Il Professor Pierluigi Navarotto E Il Sindaco Daniela Bordin

PRESTO SAN FIDENZIO AVRÀ UN BIODIGESTORE?

Un impianto a biogas a Megliadino San Fidenzio? Un’ ipotesi che si potrebbe presto concretizzare. È quello che fa sapere il sindaco Daniela Bordin nel corso di una serata pubblica per informare la cittadinanza di questa possibilità. «Di recente – spiega la Bordin – abbiamo ricevuto una richiesta da parte di una ditta per l’installazione di un biodigestore nel nostro territorio, precisamente in via Roaro. Di conseguenza, abbiamo voluto invitare un esperto in materia che ci illustri sulle caratteristiche di questa tipologia di impianti. Comunque, presto questo argomento sarà trattato anche in un prossimo consiglio comunale».

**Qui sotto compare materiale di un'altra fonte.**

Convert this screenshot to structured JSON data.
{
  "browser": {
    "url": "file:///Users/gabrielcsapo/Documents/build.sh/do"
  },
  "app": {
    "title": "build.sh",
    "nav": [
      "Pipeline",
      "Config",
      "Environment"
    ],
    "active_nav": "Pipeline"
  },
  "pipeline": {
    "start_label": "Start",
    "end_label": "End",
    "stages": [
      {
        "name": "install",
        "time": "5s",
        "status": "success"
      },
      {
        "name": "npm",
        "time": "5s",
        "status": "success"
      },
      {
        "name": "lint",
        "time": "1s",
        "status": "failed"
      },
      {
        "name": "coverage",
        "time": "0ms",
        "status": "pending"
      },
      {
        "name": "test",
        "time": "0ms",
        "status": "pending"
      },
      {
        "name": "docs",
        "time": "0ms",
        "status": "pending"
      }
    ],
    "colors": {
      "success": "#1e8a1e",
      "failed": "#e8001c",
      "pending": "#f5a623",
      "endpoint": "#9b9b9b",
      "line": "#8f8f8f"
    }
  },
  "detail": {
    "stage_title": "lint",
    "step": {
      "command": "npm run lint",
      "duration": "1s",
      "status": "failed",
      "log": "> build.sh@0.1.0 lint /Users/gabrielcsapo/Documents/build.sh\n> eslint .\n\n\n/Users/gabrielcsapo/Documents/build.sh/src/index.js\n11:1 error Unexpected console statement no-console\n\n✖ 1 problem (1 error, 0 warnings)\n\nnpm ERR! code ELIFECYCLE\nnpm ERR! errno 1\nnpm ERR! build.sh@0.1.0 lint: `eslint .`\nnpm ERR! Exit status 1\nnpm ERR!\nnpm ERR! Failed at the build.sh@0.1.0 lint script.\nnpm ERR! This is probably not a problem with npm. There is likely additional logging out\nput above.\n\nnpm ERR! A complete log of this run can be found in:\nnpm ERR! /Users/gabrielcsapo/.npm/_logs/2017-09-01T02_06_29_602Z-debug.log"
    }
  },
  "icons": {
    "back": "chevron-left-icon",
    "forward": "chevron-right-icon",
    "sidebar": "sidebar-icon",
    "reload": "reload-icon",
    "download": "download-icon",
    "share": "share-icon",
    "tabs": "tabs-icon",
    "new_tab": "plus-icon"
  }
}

Per la cronaca, è stato invitato il professor Pierluigi Navarotto, docente di Ingegneria Applicata all’Università degli Studi di Milano, a far luce sull’argomento. Quest’ultimo ha spiegato come funziona un biodigestore che, nel caso di San Fidenzio, funzionerebbe con i liquami di origine animale per trasformare i gas emanati da questi in energia da vendere all’Enel. «Un tempo si parlava di gas delle paludi – spiega Navarotto – un termine col quale si indicava il metano, poiché si genera in condizione di decomposizione dei cadaveri. Già qualche secolo fa si era intuita la connessione tra energia e questa sostanza. Solo verso la fine degli anni ’70, però, si è cominciato a fare qualcosa per cercare fonti energetiche alternative cercando di risolvere l’impatto ambientale indotto dagli allevamenti intensivi. Già nel 1980 sono state costruite le prime centrali a biogas, per l’esattezza cinque impianti dimostrativi e tre sperimentali. Naturalmente, queste strutture hanno valenza prevalentemente ambientale con il controllo degli odori e la riduzioni dell’emissione di gas serra nell’ambiente, comunque prodotti dai liquami. Inoltre, c’è una maggior disponibilità di energia termica per le utenze aziendali».

Dopo aver elencato i vantaggi, quali sono i punti critici che può presentare la produzione di biogas? 

«Uno di questi può essere benissimo il fattore acustico, in quanto esiste un motore che fa funzionare l’impianto e va controllato. I limiti di emissione sonora sono comunque garantiti poiché il co-generatore si trova all’interno di una stanza insonorizzata. Un altro problema potrebbe venire dalle emissioni in atmosfera dello stesso motore. Ho sentito inoltre di preoccupazioni legate ad un possibile declassamento degli immobili che si trovano vicino all’impianto a biogas. Posso solo dire che, a mio avviso, un pensiero del genere è giusto per chi abita nelle vicinanze di queste strutture. Però, è doveroso ammettere che questo tipo di impianti ha la capacità di ridurre l’impatto olfattivo di materiale che comunque viene distribuito nei campi e che emana un odore sgradevole. Di conseguenza, non vedo la connessione tra declassamento del valore case e la presenza di un biodigestore nei paraggi».